How to Stand Out as a Field Hockey Player

For any serious field hockey player, there is a desire to stand out while on the field. In turn, doing so means they’ll also be standing out to the people watching them play – like coaches. There are different situations in which this will impact your field hockey career, but the most important one of all will be to stand out to the adult who coaches your team.

Of all the favorable qualities any young athlete can have, none is better than being coachable and being open to constructive criticism. After all, this is the only real way you can grow and improve within the game in order to ultimately reach your goals, whatever they may be.

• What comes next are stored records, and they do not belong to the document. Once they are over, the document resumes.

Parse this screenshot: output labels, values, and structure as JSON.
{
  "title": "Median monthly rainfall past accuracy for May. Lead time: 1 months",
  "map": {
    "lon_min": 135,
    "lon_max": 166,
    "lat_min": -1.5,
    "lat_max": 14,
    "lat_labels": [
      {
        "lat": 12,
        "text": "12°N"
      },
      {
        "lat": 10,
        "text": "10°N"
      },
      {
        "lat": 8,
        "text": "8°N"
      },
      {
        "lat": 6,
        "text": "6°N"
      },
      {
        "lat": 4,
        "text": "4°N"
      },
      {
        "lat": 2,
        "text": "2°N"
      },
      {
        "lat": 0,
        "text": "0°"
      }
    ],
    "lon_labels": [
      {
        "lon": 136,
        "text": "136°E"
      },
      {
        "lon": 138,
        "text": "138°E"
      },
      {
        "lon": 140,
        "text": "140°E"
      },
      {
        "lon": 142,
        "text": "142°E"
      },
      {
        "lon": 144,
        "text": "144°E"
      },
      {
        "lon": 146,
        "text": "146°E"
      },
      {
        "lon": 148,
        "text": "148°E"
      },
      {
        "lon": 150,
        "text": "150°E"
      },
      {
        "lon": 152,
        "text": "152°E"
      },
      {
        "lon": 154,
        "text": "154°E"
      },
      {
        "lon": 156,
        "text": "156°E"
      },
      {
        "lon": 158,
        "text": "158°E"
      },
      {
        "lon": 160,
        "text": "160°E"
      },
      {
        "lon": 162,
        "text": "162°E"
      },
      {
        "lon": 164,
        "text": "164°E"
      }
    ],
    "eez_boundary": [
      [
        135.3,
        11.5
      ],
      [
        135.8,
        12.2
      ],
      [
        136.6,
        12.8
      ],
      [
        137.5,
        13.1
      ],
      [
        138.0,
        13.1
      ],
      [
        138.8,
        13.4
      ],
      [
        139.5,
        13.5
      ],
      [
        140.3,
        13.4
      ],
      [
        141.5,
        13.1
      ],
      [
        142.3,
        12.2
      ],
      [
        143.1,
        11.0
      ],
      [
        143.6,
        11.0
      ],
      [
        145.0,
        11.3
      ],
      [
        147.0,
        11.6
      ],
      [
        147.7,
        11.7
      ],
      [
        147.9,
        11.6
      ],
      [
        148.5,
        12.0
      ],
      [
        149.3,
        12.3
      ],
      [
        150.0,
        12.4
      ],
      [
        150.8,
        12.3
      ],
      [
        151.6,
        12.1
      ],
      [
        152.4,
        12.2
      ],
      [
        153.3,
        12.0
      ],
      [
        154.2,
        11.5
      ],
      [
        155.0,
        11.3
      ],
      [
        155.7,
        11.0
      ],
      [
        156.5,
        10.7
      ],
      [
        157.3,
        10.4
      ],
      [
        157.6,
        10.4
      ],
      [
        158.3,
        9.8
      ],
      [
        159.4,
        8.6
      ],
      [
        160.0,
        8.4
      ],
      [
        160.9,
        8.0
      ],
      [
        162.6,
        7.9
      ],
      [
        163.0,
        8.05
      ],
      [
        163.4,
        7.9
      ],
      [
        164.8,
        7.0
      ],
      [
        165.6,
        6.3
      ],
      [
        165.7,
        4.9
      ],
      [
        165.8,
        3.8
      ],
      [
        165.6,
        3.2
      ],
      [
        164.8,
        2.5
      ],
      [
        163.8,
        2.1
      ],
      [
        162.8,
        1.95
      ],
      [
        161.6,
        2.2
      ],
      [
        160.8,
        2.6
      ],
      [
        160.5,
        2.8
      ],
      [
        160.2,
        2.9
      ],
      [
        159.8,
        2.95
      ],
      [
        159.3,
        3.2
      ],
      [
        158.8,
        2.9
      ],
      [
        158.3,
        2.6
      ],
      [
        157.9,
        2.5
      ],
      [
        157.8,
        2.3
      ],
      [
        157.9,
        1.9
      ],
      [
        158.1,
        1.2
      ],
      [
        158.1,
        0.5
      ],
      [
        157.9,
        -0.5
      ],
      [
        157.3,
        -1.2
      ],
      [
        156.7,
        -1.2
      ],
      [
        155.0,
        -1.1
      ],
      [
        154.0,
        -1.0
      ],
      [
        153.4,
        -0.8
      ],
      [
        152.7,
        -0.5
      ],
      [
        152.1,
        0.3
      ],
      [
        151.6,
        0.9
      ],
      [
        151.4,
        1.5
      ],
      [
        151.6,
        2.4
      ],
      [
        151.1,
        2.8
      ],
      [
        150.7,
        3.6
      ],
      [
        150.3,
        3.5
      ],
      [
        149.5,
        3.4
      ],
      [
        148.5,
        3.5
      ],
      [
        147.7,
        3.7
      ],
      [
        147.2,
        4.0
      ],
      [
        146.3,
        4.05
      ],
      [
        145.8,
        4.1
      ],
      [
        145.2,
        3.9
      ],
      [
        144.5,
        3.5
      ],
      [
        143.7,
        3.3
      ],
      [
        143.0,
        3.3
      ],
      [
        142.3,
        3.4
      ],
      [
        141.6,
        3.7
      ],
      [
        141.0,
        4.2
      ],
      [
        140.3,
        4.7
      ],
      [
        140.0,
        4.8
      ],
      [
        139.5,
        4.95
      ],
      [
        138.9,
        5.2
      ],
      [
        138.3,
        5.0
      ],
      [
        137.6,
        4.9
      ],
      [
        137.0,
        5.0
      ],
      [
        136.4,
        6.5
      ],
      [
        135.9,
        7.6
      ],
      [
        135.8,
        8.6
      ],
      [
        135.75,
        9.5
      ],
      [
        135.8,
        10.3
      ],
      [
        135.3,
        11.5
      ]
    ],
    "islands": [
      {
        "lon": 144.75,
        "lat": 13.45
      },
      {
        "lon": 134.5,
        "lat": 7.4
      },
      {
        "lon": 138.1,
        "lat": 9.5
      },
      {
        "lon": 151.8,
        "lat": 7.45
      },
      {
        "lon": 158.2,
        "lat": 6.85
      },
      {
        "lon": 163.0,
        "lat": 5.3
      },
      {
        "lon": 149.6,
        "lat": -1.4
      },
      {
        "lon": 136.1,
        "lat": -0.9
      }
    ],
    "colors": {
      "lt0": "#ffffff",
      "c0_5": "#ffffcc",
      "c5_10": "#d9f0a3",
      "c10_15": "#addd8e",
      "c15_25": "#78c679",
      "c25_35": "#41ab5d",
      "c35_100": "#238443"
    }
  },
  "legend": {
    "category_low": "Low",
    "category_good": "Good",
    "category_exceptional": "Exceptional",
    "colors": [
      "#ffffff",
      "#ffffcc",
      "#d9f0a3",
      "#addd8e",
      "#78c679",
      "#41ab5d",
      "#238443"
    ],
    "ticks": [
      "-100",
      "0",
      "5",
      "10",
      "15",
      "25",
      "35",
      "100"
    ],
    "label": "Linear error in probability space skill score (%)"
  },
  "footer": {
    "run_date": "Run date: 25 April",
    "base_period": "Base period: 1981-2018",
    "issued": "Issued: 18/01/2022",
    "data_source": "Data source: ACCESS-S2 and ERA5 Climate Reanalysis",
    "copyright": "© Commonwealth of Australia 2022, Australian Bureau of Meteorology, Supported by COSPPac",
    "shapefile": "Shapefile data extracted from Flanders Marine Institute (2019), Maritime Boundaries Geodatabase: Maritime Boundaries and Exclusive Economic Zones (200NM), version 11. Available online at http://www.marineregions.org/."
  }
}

Being a great field hockey player takes physical skill and endurance, but it starts with a strong mind. Having a good attitude and being dedicated to always giving your best effort are things coaches will always notice, without fail. Don’t forget that coaches are also passionate – whether it’s about the game itself, winning, or helping their players.

When they can easily see legitimate buy-in from someone who wants to continually get better and get advice from an adult that’s had more experience, they instinctively want to keep helping. Field hockey has already had a profound impact on their lives in one way or another. Lots of times, adults get into coaching because they want to share those life-changing experiences in order for others to get the same impact from it.

Coaches can always spot a player who is mentally strong and one who isn’t. Make sure you constantly show them you’re the former and not the latter.

Another way to stand out to your field hockey coach is to not look for shortcuts and pay attention to the details. Coaches give directions for a reason – they want their players to follow what they say! It’s not hard to be a good listener, follow directions, and not look for the easy way out.

And for those who want to play field hockey at the next level, it’s crucial to realize that your work isn’t just limited to during the season itself – it’s a year-round dedication. Great teams are formed during a field hockey season, but great field hockey players are made in the offseason. This doesn’t mean you should be practicing every single day and not leaving time to have other interests. However, showing up to the first day of practice in good physical shape does two things: it makes the start of practice a lot easier for you, and it shows your coach that you’re taking this seriously.

Actions typically speak louder than words, and this is certainly an instance where that phrase rings true.

Finally, it’s easy for players to move with a purpose when they have the ball, it’s what you do without the ball that’ll really get the attention of coaches. Don’t just jog from place to place – run with a purpose and make sure you’re in the best possible position to be successful during a particular play.

Keep these things in mind and it will be impossible for field hockey coaches to not notice you in between the lines!